AUSTIN, Texas — Baylor, Scott & White and Ascension are both requiring their entire workforce to get vaccinated, and both President Joe Biden and Austin Mayor Steve Adler have mentioned mandating that federal and City employees get vaccines.
Employment attorney Dan Ross joined KVUE Midday to answer legal questions about vaccine mandates.
Terri Gruca: We saw this with Methodist Hospital employees in Houston kind of losing their fight against this. Is this legal?
Dan Ross: "Well, according to the EEOC, which is the Equal Employment Opportunity Commission of the federal government, it is OK for employers to mandate that their employees be vaccinated in order to come to work. There are a couple of exceptions, however.
No. 1, if a person has a sincerely held religious belief that the vaccine is – that they should not be taking a vaccine, then there, perhaps, are some religious accommodations that can be that that employer may be required to follow under law. For example, if you have a religion or [are] of a religion that requires health care to be, to not allow any sort of vaccine into the body, that would be something that would be, would be illegal unless the company tried to accommodate that individual. And accommodations could be anything up to allowing that person to work remotely or it could even be something where that particular person had to be remained masked at work. Those accommodations would be sufficient to overcome the religious exemption under Title 7, which is the federal law that governs discrimination in employment.
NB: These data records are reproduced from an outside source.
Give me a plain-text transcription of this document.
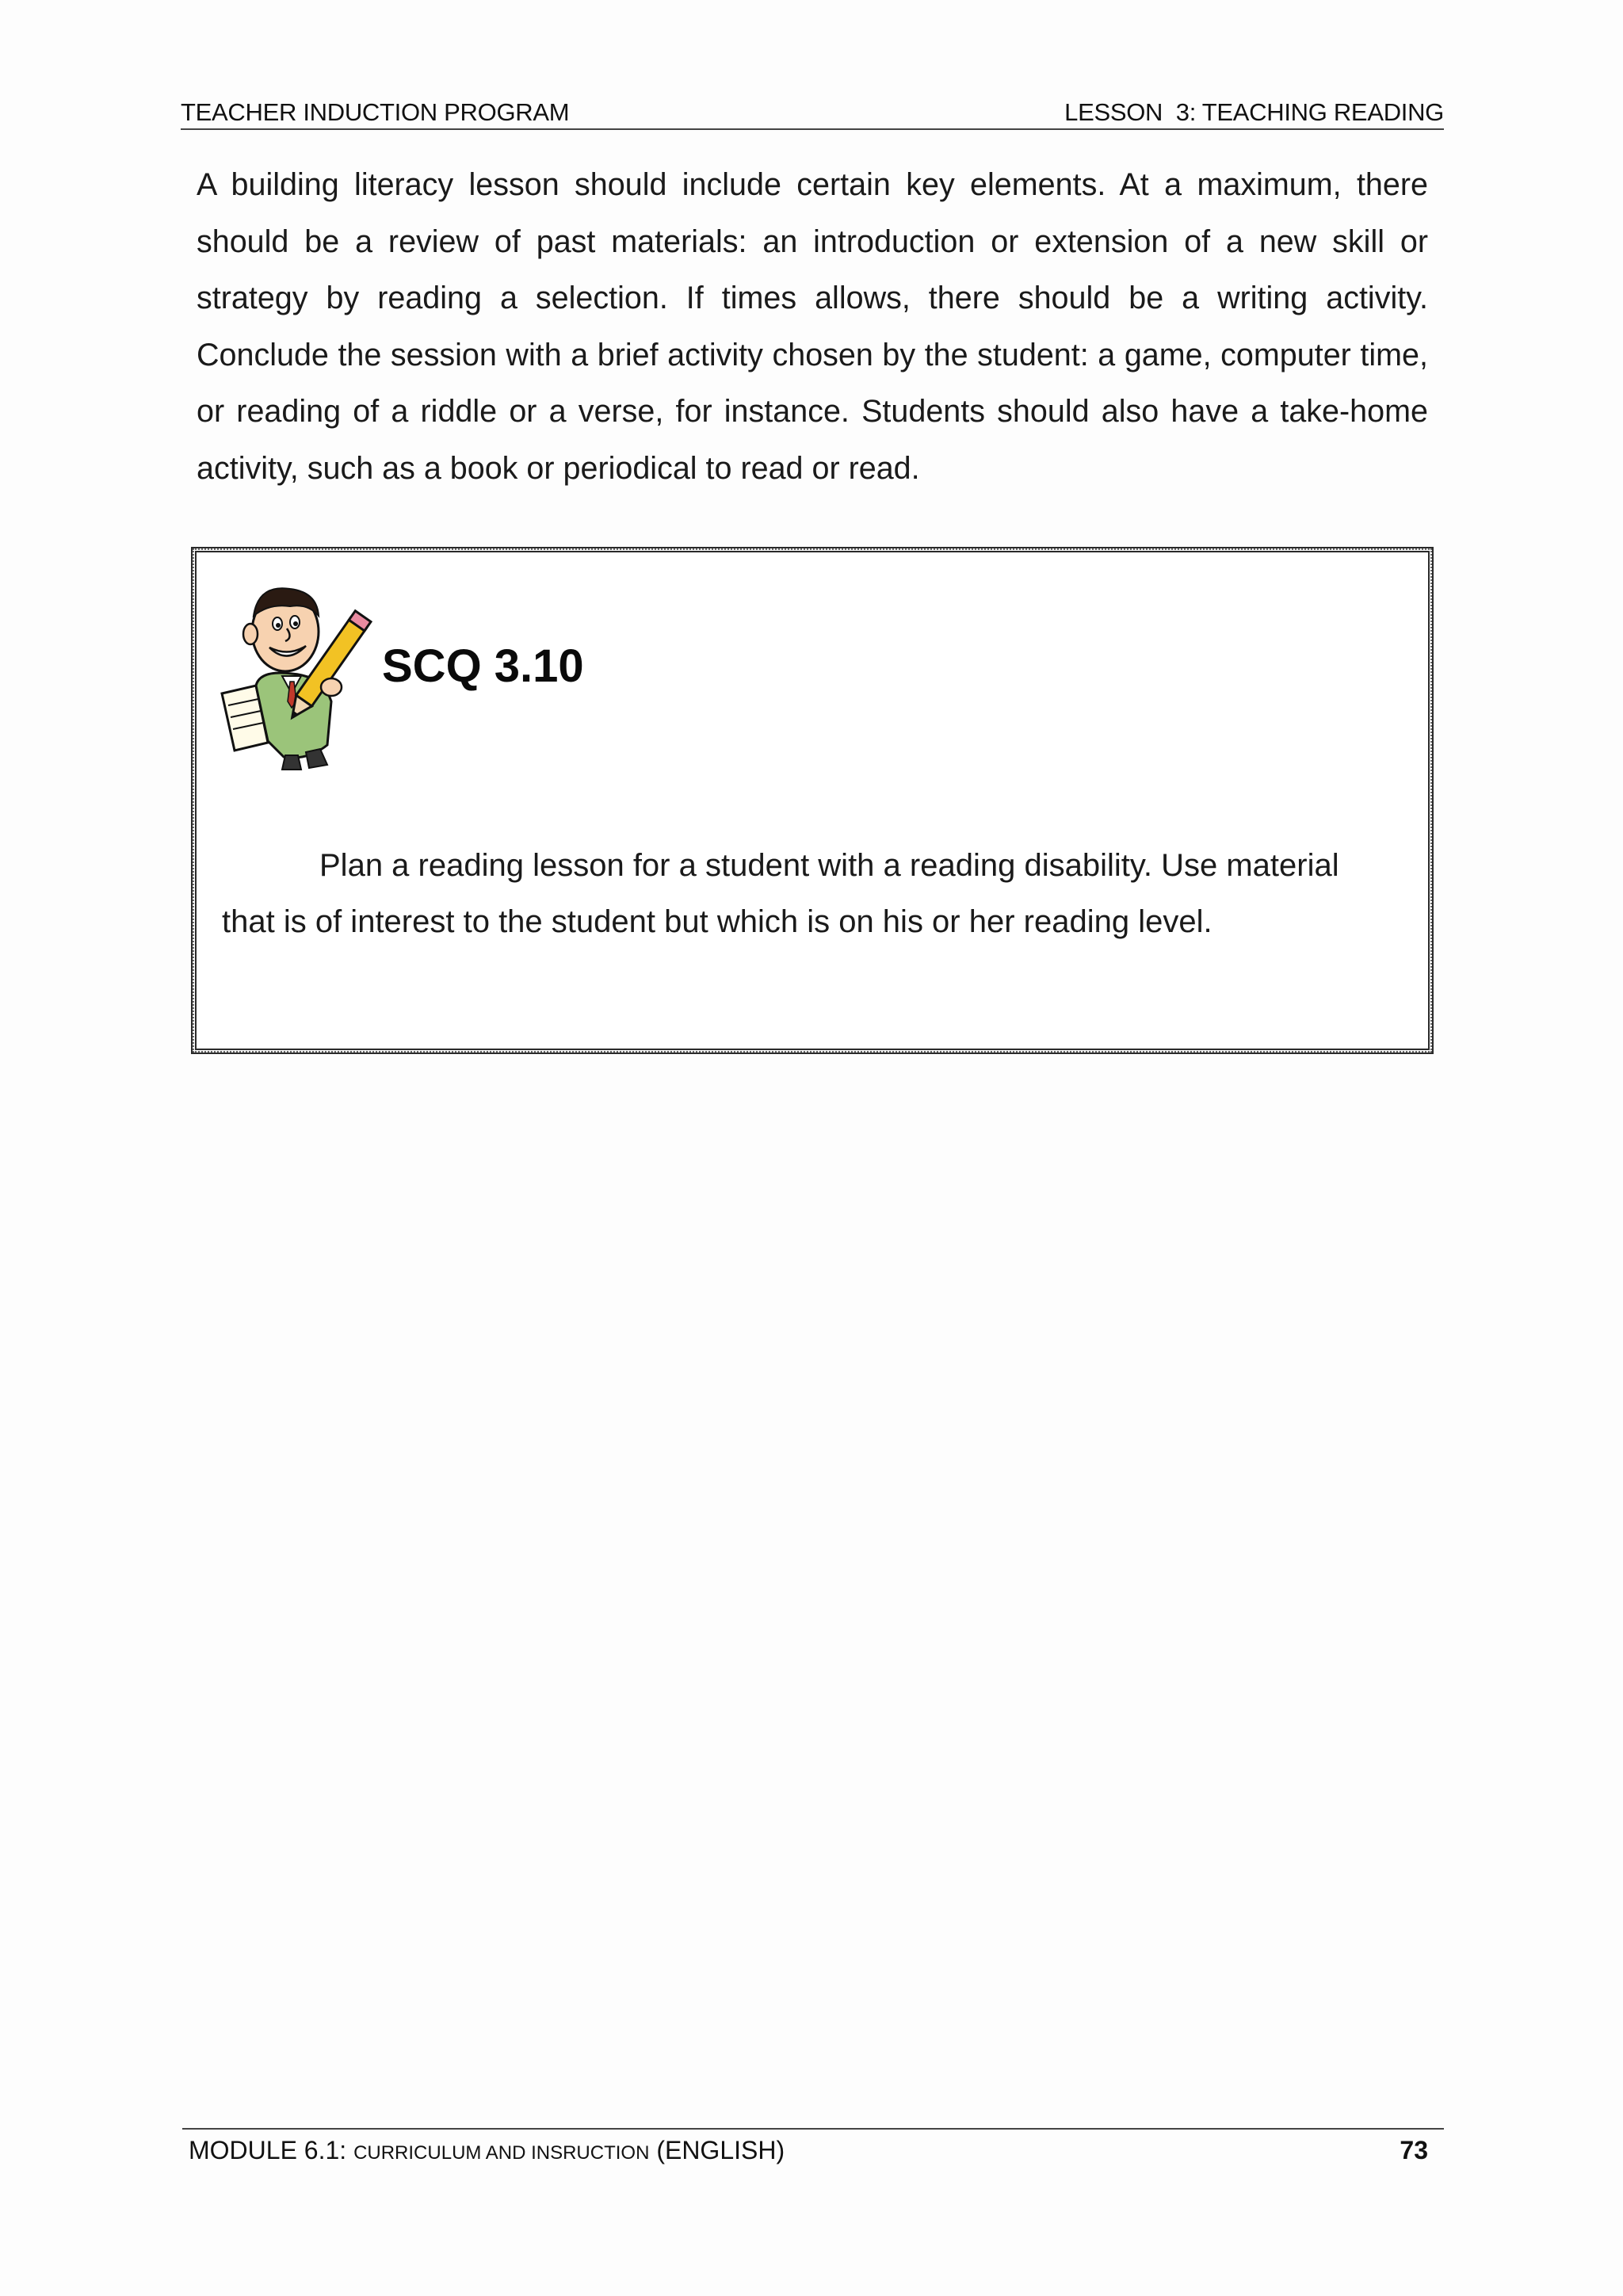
TEACHER INDUCTION PROGRAM	LESSON  3: TEACHING READING
A building literacy lesson should include certain key elements. At a maximum, there should be a review of past materials: an introduction or extension of a new skill or strategy by reading a selection. If times allows, there should be a writing activity. Conclude the session with a brief activity chosen by the student: a game, computer time, or reading of a riddle or a verse, for instance. Students should also have a take-home activity, such as a book or periodical to read or read.
SCQ 3.10
Plan a reading lesson for a student with a reading disability. Use material that is of interest to the student but which is on his or her reading level.
MODULE 6.1: CURRICULUM AND INSRUCTION (ENGLISH)	73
Secondly, a person could have an underlying health condition, a serious health condition that would impact the Americans with Disabilities Act. So you – a person, for example, with diabetes may have a valid reason to not take a vaccine or to not be exposed to people at work who are perhaps not vaccinated or even those that are vaccinated, as we find out now that there are infections that even vaccinated people can spread."
Gruca: So, Dan, let me interrupt here for just a second. Does this set a precedent moving forward? If we do, if we are forced to get a vaccine, if people are forced to get a vaccine, does that change the precedent for future vaccinations, too?
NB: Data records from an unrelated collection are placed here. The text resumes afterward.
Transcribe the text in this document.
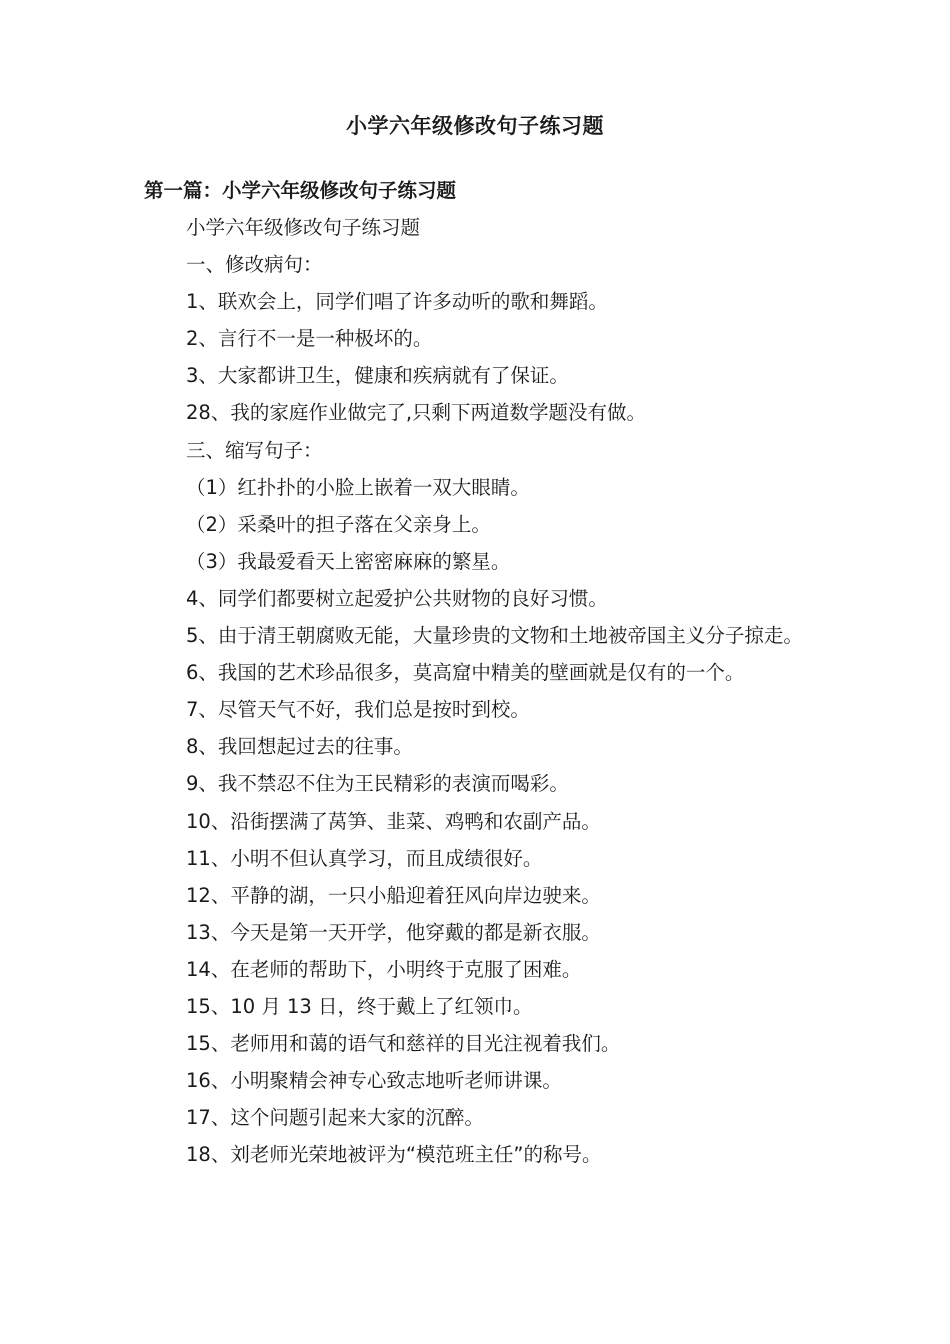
小学六年级修改句子练习题
第一篇：小学六年级修改句子练习题

小学六年级修改句子练习题

一、修改病句：

1、联欢会上，同学们唱了许多动听的歌和舞蹈。

2、言行不一是一种极坏的。

3、大家都讲卫生，健康和疾病就有了保证。

28、我的家庭作业做完了,只剩下两道数学题没有做。

三、缩写句子：

（1）红扑扑的小脸上嵌着一双大眼睛。

（2）采桑叶的担子落在父亲身上。

（3）我最爱看天上密密麻麻的繁星。

4、同学们都要树立起爱护公共财物的良好习惯。

5、由于清王朝腐败无能，大量珍贵的文物和土地被帝国主义分子掠走。

6、我国的艺术珍品很多，莫高窟中精美的壁画就是仅有的一个。

7、尽管天气不好，我们总是按时到校。

8、我回想起过去的往事。

9、我不禁忍不住为王民精彩的表演而喝彩。

10、沿街摆满了莴笋、韭菜、鸡鸭和农副产品。

11、小明不但认真学习，而且成绩很好。

12、平静的湖，一只小船迎着狂风向岸边驶来。

13、今天是第一天开学，他穿戴的都是新衣服。

14、在老师的帮助下，小明终于克服了困难。

15、10 月 13 日，终于戴上了红领巾。

15、老师用和蔼的语气和慈祥的目光注视着我们。

16、小明聚精会神专心致志地听老师讲课。

17、这个问题引起来大家的沉醉。

18、刘老师光荣地被评为“模范班主任”的称号。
Ross: "Well, let's look at what we define as 'forced.' You are not, in Texas, Texas being an at-will employment state, you are not required to go to work for any particular company. So, the trade-off is, 'Well, if you want to work here, you must be vaccinated.' [It] is not a requirement that, that the people be vaccinated because they could always, they could always leave their position. So, it's kind of a, it's kind of one of those gray areas."
Gruca: So, what about the fact that this is an emergency use approval situation right now? This has not gone through final approval through the FDA.
Ross: "That can be an individual reason for someone not to, certainly, for someone not to want to take the vaccine. But at this point, that in and of itself is not going to – it's not going to prevent an employer from requiring a vaccine or that people be vaccinated for them to come to work again. With the exception of if that person has a sincerely held religious belief that prevents them from being vaccinated."
Gruca: Any idea if there will continue to be challenges with this?
Ross: "I believe there will be. I think this will go up in the court system. There has been, as we've talked about, for example, a lawsuit in Houston that was basically 175 health care workers who said, 'We are being required to take an experimental vaccine and we should not have to be subjected to an experimental vaccine.' That particular lawsuit was summarily dismissed by the judge. And so, I expect it to go up on appeal if it's not on appeal anyway at this point.
So, as things work up the court system, we'll find out more and more guidance."